At Apple's September 9 event, during which the company unveiled its latest slate of products, Adobe executive Eric Snowden managed to offend a slew of women across the internet as he presented Adobe's photo editing tools on the new iPad Pro.
Humbled to represent @Adobe in the Apple keynote today. iPad Pro & Apple Pencil are amazing. Can’t wait for you to use our apps with them!— Eric Snowden (@ericsnowden) September 9, 2015
Of the many ways he could have demoed the new technology, Snowden chose to edit a photo of a woman to make her go from unsmiling to smiling — this at an event where women (and, notably, persons of color) were almost entirely absent from view.
So, the only woman on stage at the Apple Event so far has been a man showing how to Photoshop a woman's smile. Mmmmkkkkk.— Biz Carson (@bizcarson) September 9, 2015
Changing the woman's face to a smiling one — and thus one that appears more pleasing to an onlooker's gaze — was seen by some commenters as an act symbolizing male entitlement and sexism.
Stop telling women to smile Apple— Femsplain (@femsplain) September 9, 2015
There's a well-known trope of a harassing male stranger asking women on the street to smile — and it was digitized by Adobe during the presentation. In the digital world, though, the subject is not asked to smile, but forced to through technology. The imagery made a lot of people uncomfortable.
#applesmile pic.twitter.com/4mNgRICRjQ— Nicole Chartier (@Nicolt45) September 9, 2015
Just think what Apple and Adobe could create if they didn’t have to dedicate all these resources to making women smile for once!— Ben Hughes (@benjammingh) September 9, 2015
Using your finger to artificially create a smile on a woman's face seems very Silence of the Lambs. Is that what Apple was going for?— Andrew Miller (@MillerLoLife) September 9, 2015
Disappointed in Apple's lack of diversity today, again. And how they forced a woman to smile. Bummer all around.— Selena Larson (@selenalarson) September 9, 2015
Most others who commented on Adobe's presentation either missed the act, disagreed with critical interpretation, ignored it, or expressed a feeling of conflicted support.
People are angry Apple showcased face recognition and editing by making a woman smile? Yall running out of things to get angry about?— Philip DeFranco (@PhillyD) September 9, 2015
As one Apple user noted, Adobe products do some super cool stuff.
They managed to make a model smile more through photoshop?! I don't want to be impressed, but, this is seriously powerful software. #Apple— Tom Inniss (@tominniss) September 9, 2015
On his Twitter profile, the speaker favorited more than a dozen congratulatory tweets, and responded to no criticisms. Snowden's presentation was met largely with support by friends and colleagues, based on mentions of his Twitter handle.

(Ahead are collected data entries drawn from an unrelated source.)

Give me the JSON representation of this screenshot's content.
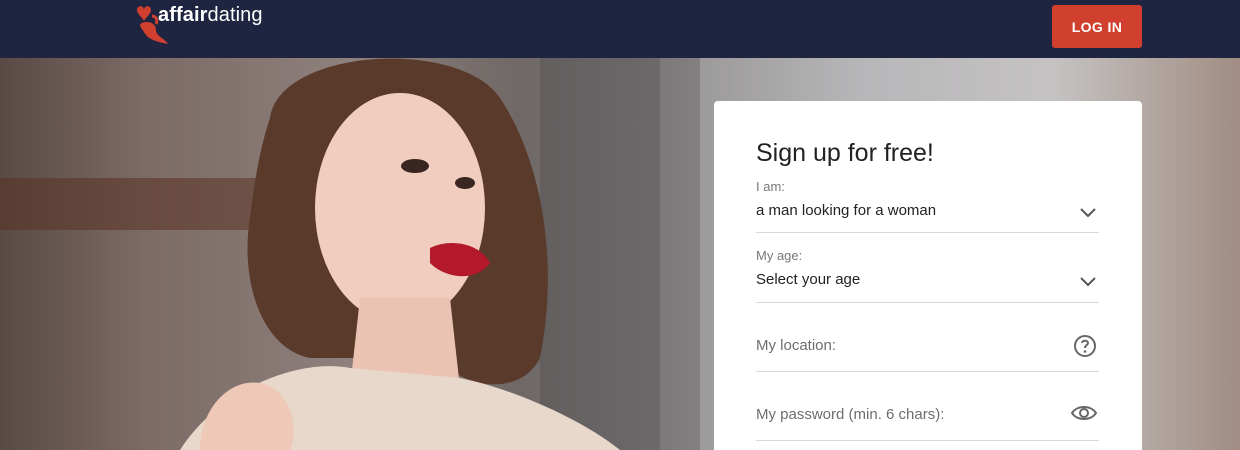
{
  "header": {
    "logo_bold": "affair",
    "logo_light": "dating",
    "login_label": "LOG IN",
    "brand_color": "#d13f2f",
    "bar_color": "#1f2440"
  },
  "signup": {
    "title": "Sign up for free!",
    "iam_label": "I am:",
    "iam_value": "a man looking for a woman",
    "age_label": "My age:",
    "age_value": "Select your age",
    "location_placeholder": "My location:",
    "password_placeholder": "My password (min. 6 chars):"
  },
  "icons": {
    "iam_dropdown": "chevron-down-icon",
    "age_dropdown": "chevron-down-icon",
    "location_help": "question-circle-icon",
    "password_toggle": "eye-icon"
  }
}
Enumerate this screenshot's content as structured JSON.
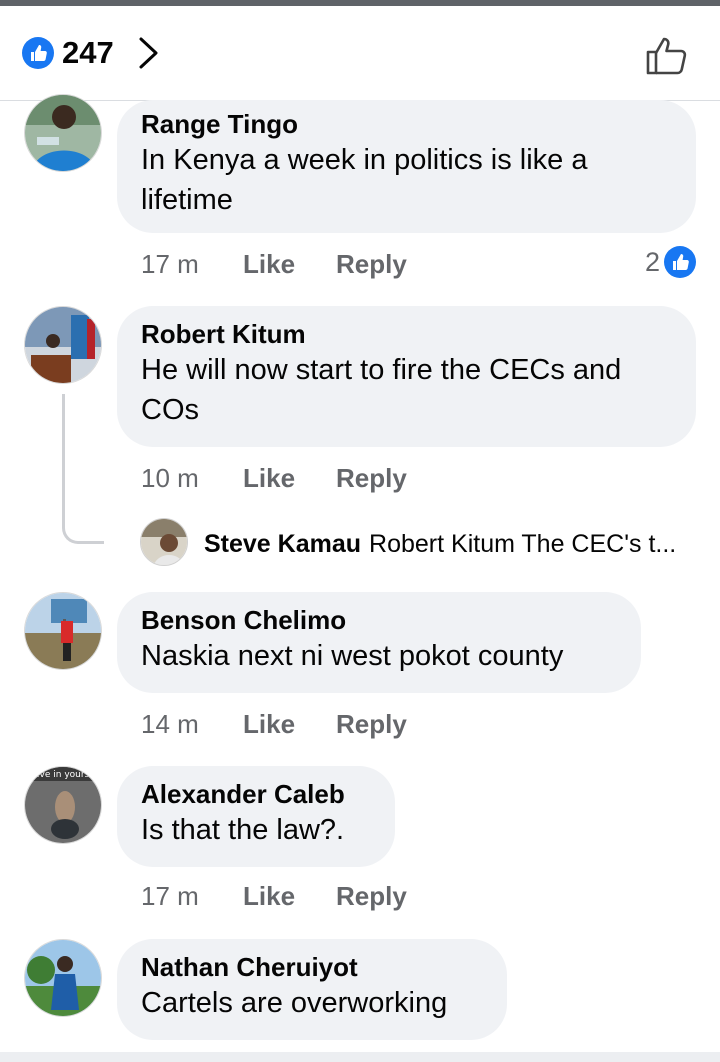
{
  "header": {
    "reaction_icon": "like-badge-icon",
    "reaction_count": "247",
    "chevron_icon": "chevron-right-icon",
    "like_button_icon": "thumbs-up-outline-icon"
  },
  "comments": [
    {
      "author": "Range Tingo",
      "text": "In Kenya a week in politics is like a lifetime",
      "time": "17 m",
      "like_label": "Like",
      "reply_label": "Reply",
      "reaction_count": "2"
    },
    {
      "author": "Robert Kitum",
      "text": "He will now start to fire the CECs and COs",
      "time": "10 m",
      "like_label": "Like",
      "reply_label": "Reply",
      "reply_preview": {
        "author": "Steve Kamau",
        "text": "Robert Kitum The CEC's t..."
      }
    },
    {
      "author": "Benson Chelimo",
      "text": "Naskia next ni west pokot county",
      "time": "14 m",
      "like_label": "Like",
      "reply_label": "Reply"
    },
    {
      "author": "Alexander Caleb",
      "text": "Is that the law?.",
      "time": "17 m",
      "like_label": "Like",
      "reply_label": "Reply",
      "avatar_caption": "lieve in yourse"
    },
    {
      "author": "Nathan Cheruiyot",
      "text": "Cartels are overworking"
    }
  ],
  "colors": {
    "facebook_blue": "#1877f2",
    "bubble_bg": "#f0f2f5",
    "meta_gray": "#65676b"
  }
}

Very proud of our Adobe mobile team and thx @ericsnowden for representing us on stage today at Apple keynote. Boom! pic.twitter.com/ATFYIecGEA— Scott Belsky (@scottbelsky) September 9, 2015
I'm not writing to accuse Adobe or Apple of being consciously sexist, but I want to know if Adobe and Apple ever take a hard look at their ethical standards when they are in the pursuit of profit. The more concerning matter of the lack of diversity at the event did not go unobserved.